В шесть часов я сижу на каменных ступеньках перед домом, смотрю на прохожих – они заговаривают со мной, на собак – они иногда ложатся со мной рядом, смотрю, как уходит день, удивляюсь – и даже возмущаюсь, – если мелькнет на дороге автомобиль с неместными номерами. На другой стороне улицы вижу все тот же старый колодец, из которого мы малышами брали кувшинами воду утром и вечером, над ним суетятся две старухи. Естественно, насос скрипит, и часто часы на церкви сбиваются и три или четыре раза звонят один и тот же час, но никого это по-настоящему не волнует. Зажигаются фонари, через каждые сто метров появляется желтый ореол; летучие мыши вновь принимаются безостановочно скользить; двое прохожих торопятся к ужину; мне становится холодно и хочется есть. Я встаю, закрываю дверь, отделяющую меня от спокойной улицы.
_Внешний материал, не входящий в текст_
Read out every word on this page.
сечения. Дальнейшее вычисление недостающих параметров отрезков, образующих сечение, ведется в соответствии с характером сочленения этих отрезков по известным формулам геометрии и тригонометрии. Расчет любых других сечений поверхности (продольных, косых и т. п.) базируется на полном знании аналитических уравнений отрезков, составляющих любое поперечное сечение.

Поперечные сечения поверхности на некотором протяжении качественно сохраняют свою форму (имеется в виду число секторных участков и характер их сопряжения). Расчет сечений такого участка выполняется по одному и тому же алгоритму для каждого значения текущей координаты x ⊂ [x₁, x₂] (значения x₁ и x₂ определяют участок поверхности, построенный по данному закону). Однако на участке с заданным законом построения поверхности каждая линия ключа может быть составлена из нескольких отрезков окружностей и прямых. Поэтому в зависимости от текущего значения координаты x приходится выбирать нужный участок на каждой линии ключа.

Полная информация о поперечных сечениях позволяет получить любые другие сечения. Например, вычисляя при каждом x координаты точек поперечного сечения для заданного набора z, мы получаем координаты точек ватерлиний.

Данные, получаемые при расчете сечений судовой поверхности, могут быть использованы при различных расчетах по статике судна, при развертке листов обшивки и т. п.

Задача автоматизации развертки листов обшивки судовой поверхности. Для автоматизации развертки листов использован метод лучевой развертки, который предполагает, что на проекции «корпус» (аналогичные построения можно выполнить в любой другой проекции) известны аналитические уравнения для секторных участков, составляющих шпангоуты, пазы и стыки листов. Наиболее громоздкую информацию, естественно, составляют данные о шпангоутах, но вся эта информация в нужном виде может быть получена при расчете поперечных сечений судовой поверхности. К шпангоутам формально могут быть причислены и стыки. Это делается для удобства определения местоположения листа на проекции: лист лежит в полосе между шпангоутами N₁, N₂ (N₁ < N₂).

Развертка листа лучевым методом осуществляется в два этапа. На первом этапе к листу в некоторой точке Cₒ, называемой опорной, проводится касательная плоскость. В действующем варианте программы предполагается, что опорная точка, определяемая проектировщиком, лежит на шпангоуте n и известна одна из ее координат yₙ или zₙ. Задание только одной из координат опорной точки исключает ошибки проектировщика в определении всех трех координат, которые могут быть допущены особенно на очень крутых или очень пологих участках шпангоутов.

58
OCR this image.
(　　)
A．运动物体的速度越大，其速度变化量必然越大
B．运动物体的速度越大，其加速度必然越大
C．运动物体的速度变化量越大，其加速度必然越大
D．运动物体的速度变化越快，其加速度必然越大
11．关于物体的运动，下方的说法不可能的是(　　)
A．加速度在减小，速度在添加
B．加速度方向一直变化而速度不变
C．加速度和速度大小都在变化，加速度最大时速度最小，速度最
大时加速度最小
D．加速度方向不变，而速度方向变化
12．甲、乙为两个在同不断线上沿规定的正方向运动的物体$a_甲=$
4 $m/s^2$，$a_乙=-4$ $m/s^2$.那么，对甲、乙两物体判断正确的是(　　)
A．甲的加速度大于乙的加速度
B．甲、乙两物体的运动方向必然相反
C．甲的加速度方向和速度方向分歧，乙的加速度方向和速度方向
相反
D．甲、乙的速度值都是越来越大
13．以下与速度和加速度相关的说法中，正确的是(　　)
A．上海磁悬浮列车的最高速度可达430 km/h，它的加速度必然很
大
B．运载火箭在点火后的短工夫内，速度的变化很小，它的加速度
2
Завтра будет таким же, как сегодня.
Прощальное письмо
Поскольку мы больше не любим друг друга, во всяком случае, ты меня больше не любишь, я должна отдать ряд распоряжений в связи с кончиной нашей любви. После шепота, мерцания и темноты этой долгой ночи – а ведь именно такой была наша любовь – наконец приходит день свободы.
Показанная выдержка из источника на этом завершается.